# Non-Piranha POTM December



## Innes (Jan 13, 2003)

Option 1








Clown Trigger - _Balistoides conspicillum _

Option 2








Green Burmese Python

Option 3








Red Tail Boa

Option 4








Hyacinth Macaw

Option 5








Tiger Shovel Nose "The escape"

Option 6








henlei/motoro hybrid

Option 7








Pearls of the Orient ~ Lou Han

Option 8








African Pike


----------



## vlahos (Sep 7, 2003)

pic 2.....that python is sweet


----------



## Black-Phoenix (Oct 21, 2003)

yup great snake and pic!


----------



## DiXoN (Jan 31, 2003)

FH
dixon


----------



## mpdt (Jul 16, 2003)

Go with the bird !


----------



## Poseidon X (Jan 31, 2003)

Must be a real challenge to take pictures of still animals compared to taking aquatic pictures.


----------



## Death in #'s (Apr 29, 2003)

Poseidon X said:


> Must be a real challenge to take pictures of still animals compared to taking aquatic pictures.










good one


----------



## Husky_Jim (May 26, 2003)

Althought it's not the best picture i 've voted for the hyacinth Macaw cause it is my favorite bird.
Is that pic from a public zoo???????Who is the owner(lucky bastard) of that pic?

Jim


----------



## Poseidon X (Jan 31, 2003)

this is the PICTURE of the month contest... not the animal i like the best contest. You should vote for the bird if you think its the best picture not because you like the animal.


----------



## Innes (Jan 13, 2003)

people can vote for whatever reason they like....


----------



## Lahot (May 20, 2003)

well if we're going to vote for the best picture, I want to change my vote!

Great FH there BD (which is what I voted for), but as for the quality of the picture you cut off the tail. So I guess I'd want to change my vote to the best picture which is the TSN in my opinion.

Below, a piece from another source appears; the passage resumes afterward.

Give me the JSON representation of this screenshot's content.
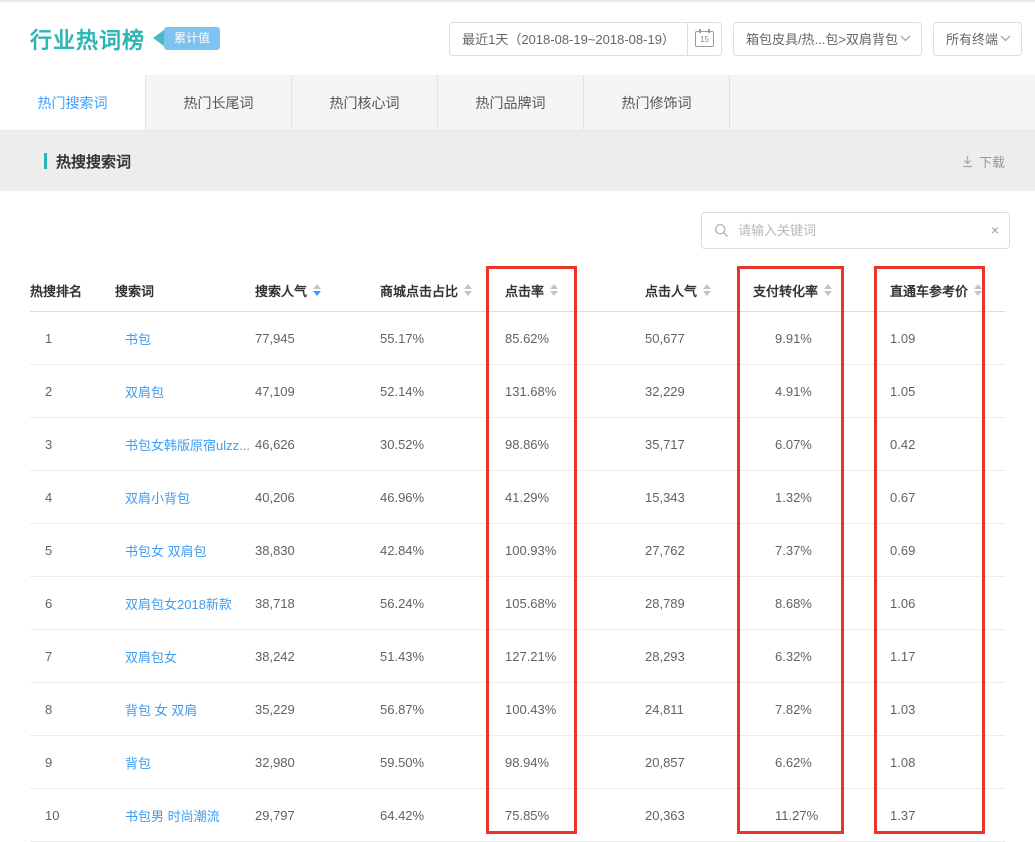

I bitch to Innes every month that I think this contest should be fish only, but a fish has won it every single time.

The piranha POTM goes the same way, it's the favorite species that wins or the best carnage picture.

And this is also why people should not be allowed to comment about what picture they think is the best or which one they voted for until after the contest is over. Every single comment that is read before someone votes influences how they vote.


----------



## Atlanta Braves Baby! (Mar 12, 2003)

#2 rocks!


----------



## acestro (Jul 7, 2003)

nice pike :nod:


----------



## Vampor (Feb 15, 2003)

ver nice pics all, that pike looks like mine


----------



## Honda99_300ex (Apr 18, 2003)

husky_jim said:


> Althought it's not the best picture i 've voted for the hyacinth Macaw cause it is my favorite bird.
> Is that pic from a public zoo???????Who is the owner(lucky bastard) of that pic?
> 
> Jim


 It's My Aunt's Hyacinth









He is sweet!!


----------